Festival europeo del gusto in Istria In mostra le eccellenze meno conosciute
Un centinaio i produttori provenienti da oltre 15 regioni italiane e dal territorio sloveno e croato hanno partecipato al Festival europeo del gusto di Umago. Protagonisti i piccoli imprenditori che sono lontani dai circuiti della grande distribuzione e del mercato agroalimentare nazionale
UMAGO (ISTRIA) - Dal 4 al 7 dicembre si è tenuto a Umago, in Istria, il Festival europeo del gusto, ideato e organizzato dall'Associazione internazionale Borghi europei del gusto, in collaborazione con Italia del gusto e il giornale online Paesaggiritrovati. Una manifestazione che sin dagli esordi, questa del 2009 è stata la seconda edizione, si è posta l'ambizioso traguardo di portare alla ribalta e valorizzare le 'eccellenze minori”, i piccoli imprenditori che sono lontani dai circuiti della grande distribuzione e del mercato agroalimentare nazionale. Un centinaio i produttori provenienti da oltre 15 regioni italiane e altrettanti quelli del territorio sloveno e croato, che hanno incontrato 40 giornalisti della stampa specializzata, riviste e siti online, emittenti televisive italiane e straniere. Nella prestigiosa cornice dell'Hotel Sol Coral di Umago si sono tenuti 4 giorni intensi di tavole rotonde, incontri, degustazioni e dibattiti finalizzati a 'creare rete” e a far dialogare Istituzioni, aziende, ristoratori, albergatori e mass-media, per una vetrina improntata alla valorizzazione del territorio e dei suoi prodotti. Comunicatori e giornalisti hanno, infatti, incontrato le piccole realtà dei Borghi europei del gusto di Veneto, Trentino Alto Adige, Friuli Venezia Gulia, Piemonte, Lombardia, Lazio, Toscana, Umbria, per l'Italia; Croazia, Slovenia, Canton Ticino, Slovacchia e Germania per l'Europa.

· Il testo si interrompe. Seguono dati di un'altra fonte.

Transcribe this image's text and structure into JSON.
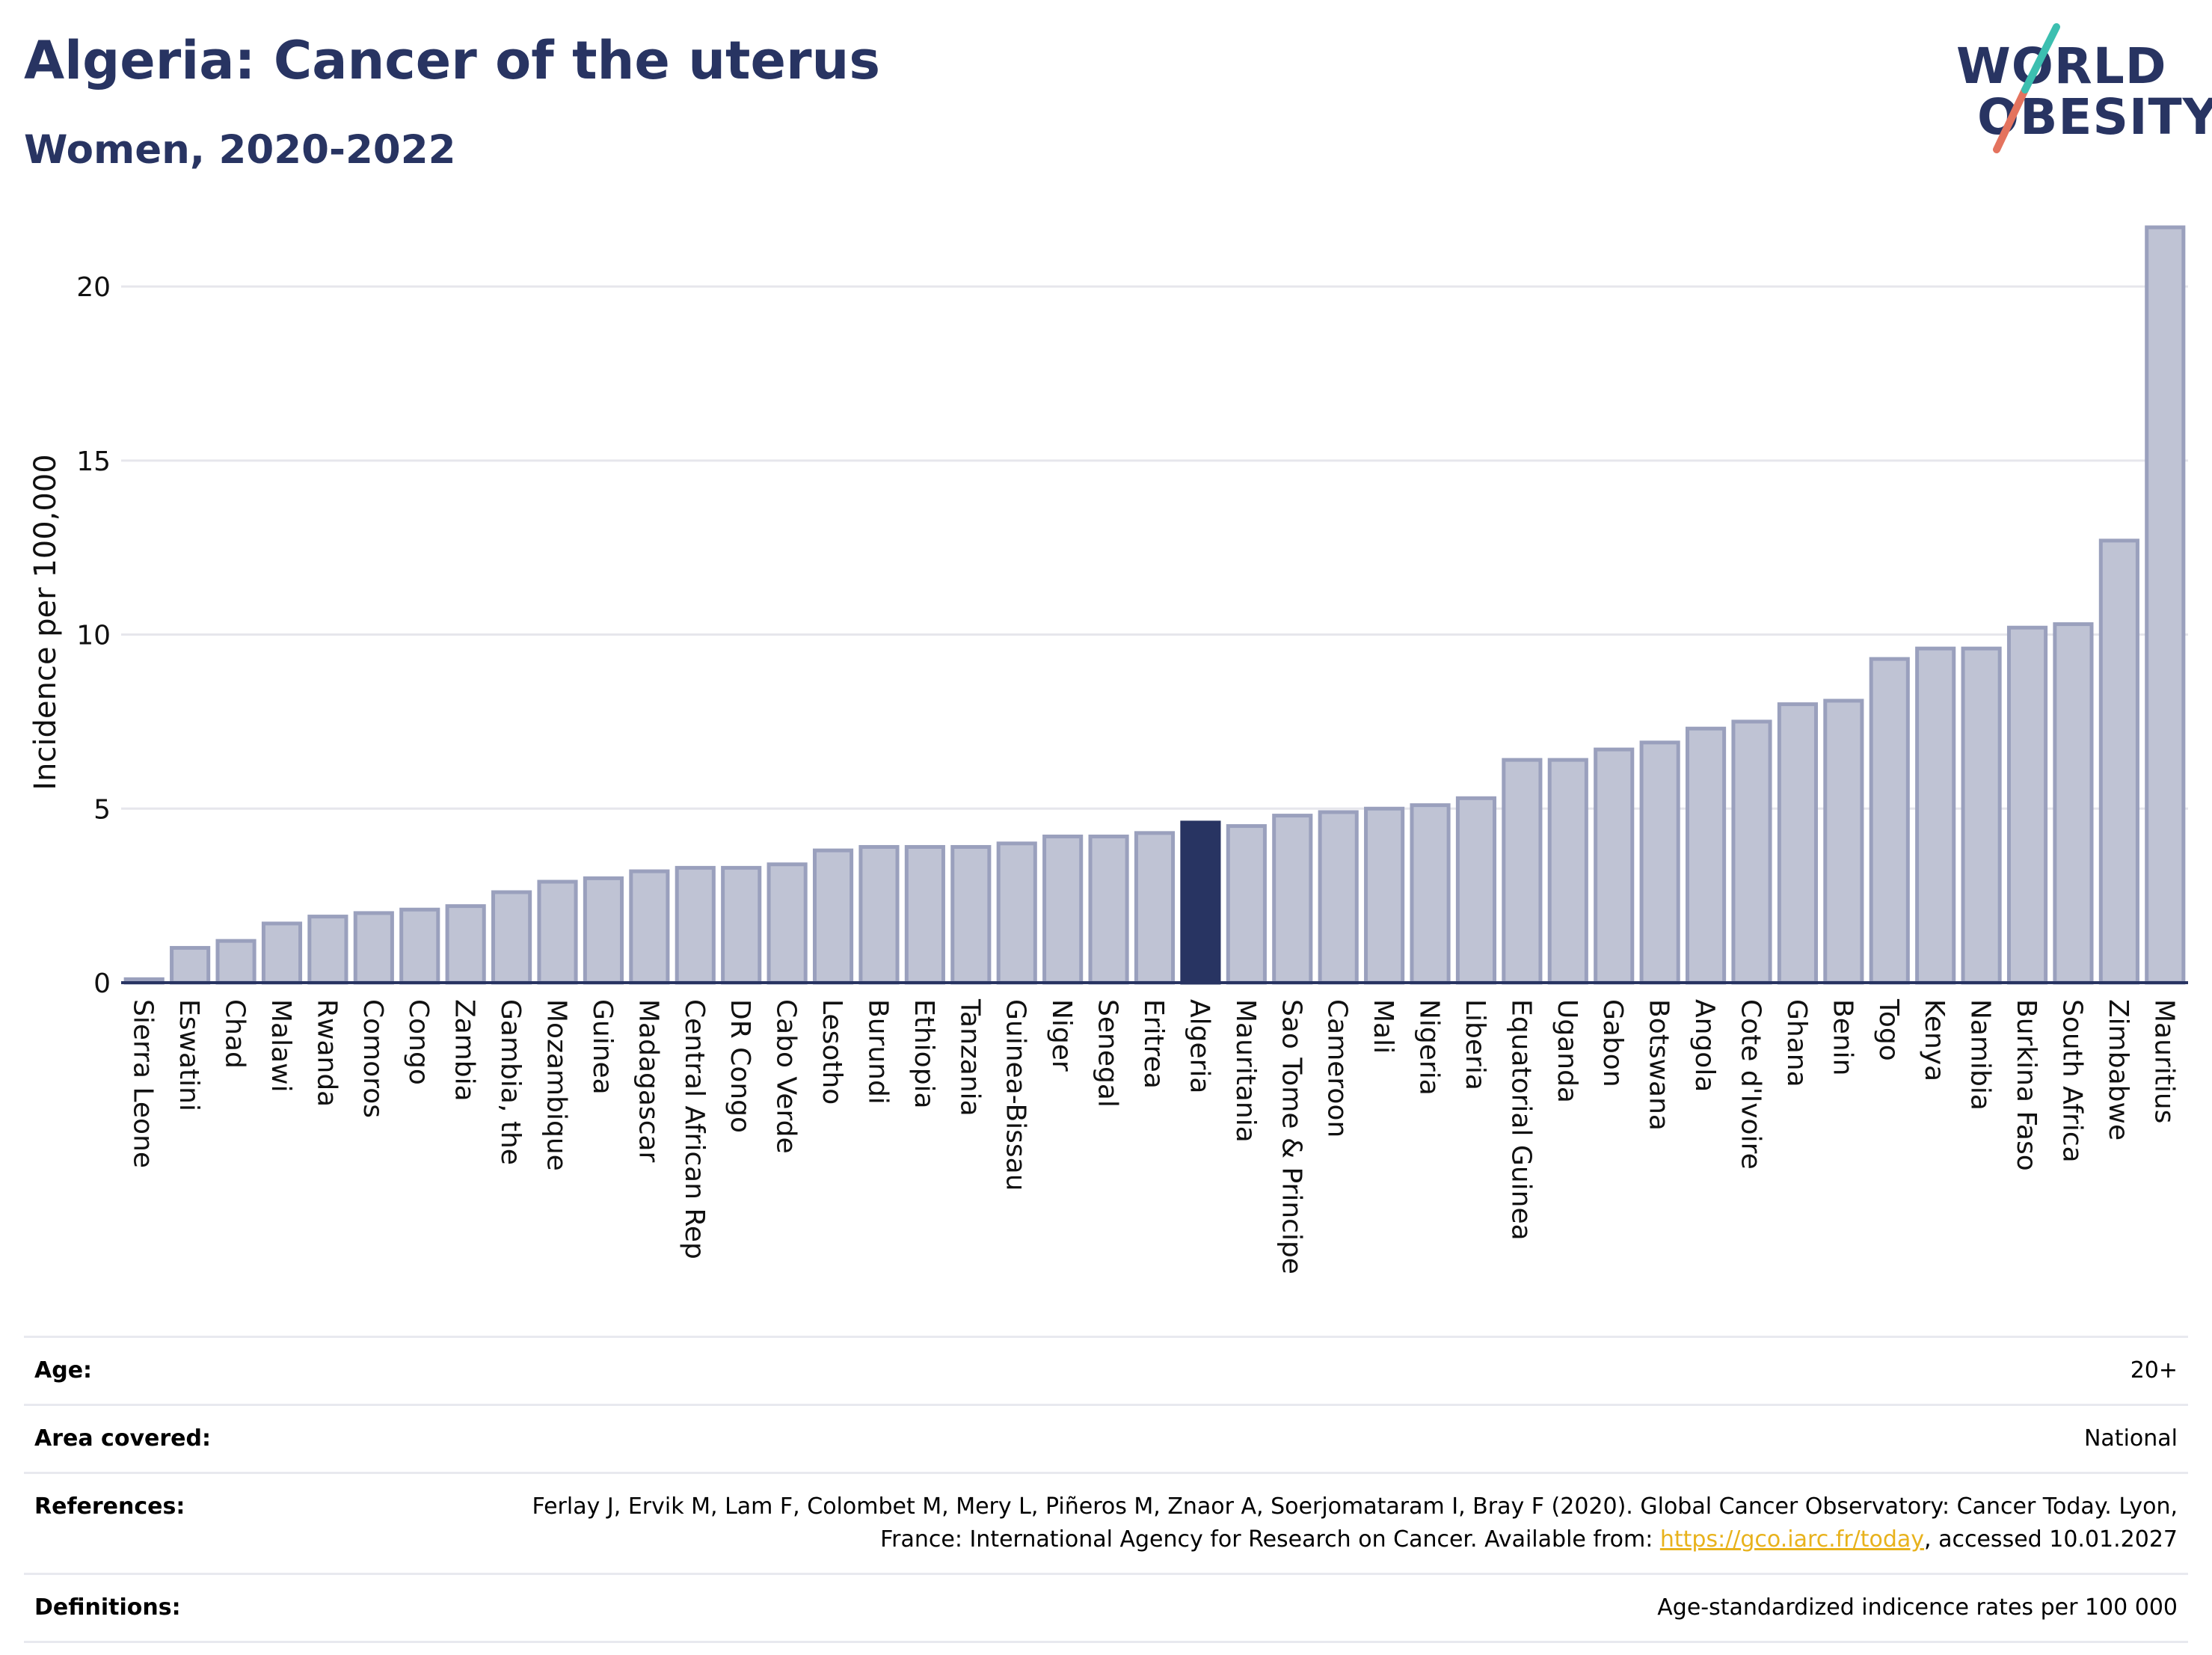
{
  "header": {
    "title": "Algeria: Cancer of the uterus",
    "subtitle": "Women, 2020-2022"
  },
  "logo": {
    "line1": "WORLD",
    "line2": "OBESITY"
  },
  "colors": {
    "bar": "#bfc3d4",
    "bar_border": "#9aa0bd",
    "highlight": "#283462",
    "title": "#283462",
    "link": "#e8b21c"
  },
  "chart_data": {
    "type": "bar",
    "ylabel": "Incidence per 100,000",
    "ylim": [
      0,
      22
    ],
    "yticks": [
      0,
      5,
      10,
      15,
      20
    ],
    "grid": true,
    "highlight": "Algeria",
    "categories": [
      "Sierra Leone",
      "Eswatini",
      "Chad",
      "Malawi",
      "Rwanda",
      "Comoros",
      "Congo",
      "Zambia",
      "Gambia, the",
      "Mozambique",
      "Guinea",
      "Madagascar",
      "Central African Rep",
      "DR Congo",
      "Cabo Verde",
      "Lesotho",
      "Burundi",
      "Ethiopia",
      "Tanzania",
      "Guinea-Bissau",
      "Niger",
      "Senegal",
      "Eritrea",
      "Algeria",
      "Mauritania",
      "Sao Tome & Principe",
      "Cameroon",
      "Mali",
      "Nigeria",
      "Liberia",
      "Equatorial Guinea",
      "Uganda",
      "Gabon",
      "Botswana",
      "Angola",
      "Cote d'Ivoire",
      "Ghana",
      "Benin",
      "Togo",
      "Kenya",
      "Namibia",
      "Burkina Faso",
      "South Africa",
      "Zimbabwe",
      "Mauritius"
    ],
    "values": [
      0.1,
      1.0,
      1.2,
      1.7,
      1.9,
      2.0,
      2.1,
      2.2,
      2.6,
      2.9,
      3.0,
      3.2,
      3.3,
      3.3,
      3.4,
      3.8,
      3.9,
      3.9,
      3.9,
      4.0,
      4.2,
      4.2,
      4.3,
      4.6,
      4.5,
      4.8,
      4.9,
      5.0,
      5.1,
      5.3,
      6.4,
      6.4,
      6.7,
      6.9,
      7.3,
      7.5,
      8.0,
      8.1,
      9.3,
      9.6,
      9.6,
      10.2,
      10.3,
      12.7,
      21.7
    ]
  },
  "meta": [
    {
      "key": "Age:",
      "value": "20+"
    },
    {
      "key": "Area covered:",
      "value": "National"
    },
    {
      "key": "References:",
      "value": "Ferlay J, Ervik M, Lam F, Colombet M, Mery L, Piñeros M, Znaor A, Soerjomataram I, Bray F (2020). Global Cancer Observatory: Cancer Today. Lyon, France: International Agency for Research on Cancer. Available from: ",
      "link": "https://gco.iarc.fr/today",
      "suffix": ", accessed 10.01.2027"
    },
    {
      "key": "Definitions:",
      "value": "Age-standardized indicence rates per 100 000"
    }
  ]
}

Una serie di degustazioni, interviste in diretta, convivi e dibattiti hanno permesso ai giornalisti di incontrare produttori e ristoratori, in una non stop di grande interesse. I loro prodotti di nicchia hanno saputo conquistare tutti, in nome dell'alto livello qualitativo e della genuinità. Troppo spesso dimenticati, o forse semplicemente 'trascurati” dalle istituzioni, dai Consorzi e perché no, anche dalla maggior parte della stampa, queste piccole micro-imprese lavorano in silenzio con grande passione. Abbiamo gustato, infatti, la birra artigianale di farro dell'alta Garfagnana, l'aroma intenso dell'olio molisano di Colletorto, il pane croccante di Crocetta del Montello, nel trevigiano, lavorato da uno dei pochi fornai che non usa semilavorati, i pregiati salumi e il lonzino di Romagna, i vini del Collio e delle Marche, il prosciutto di San Marino. Con una menzione tutta speciale alle gustose specialità di Cervaro, dalla pasta con i ceci rigorosamente fatta a mano, al pecorino di Ciociaria; per continuare con la riscoperta del cavolo verde del canavese, l'asparago di Latisana, le specialità di San Canzian d'Isonzo, il salmone della Val Rosandra. E, in un ambito più internazionale, non sono mancati gli incontri con i vini di Ticinowine, e con Zigante, leader croato dei tartufi. Progettato da Giorgio Raimondi Della Barba, giornalista enogastronomo, il circuito Borghi europei del gusto annovera, attualmente, 40 Borghi italiani e 15 borghi europei e rientra in un progetto più ampio del Consiglio d'Europa. La scommessa finale, dunque, è quella di una valorizzazione del territorio europeo, attraverso le eccellenze in ambito enogastronomico e turistico. Infine, anche se solo rappresentative, erano presenti le realtà di Andalusia, Malta, Romania e Ungheria, a conferma della valenza e dello spirito europeo dell'intero circuito.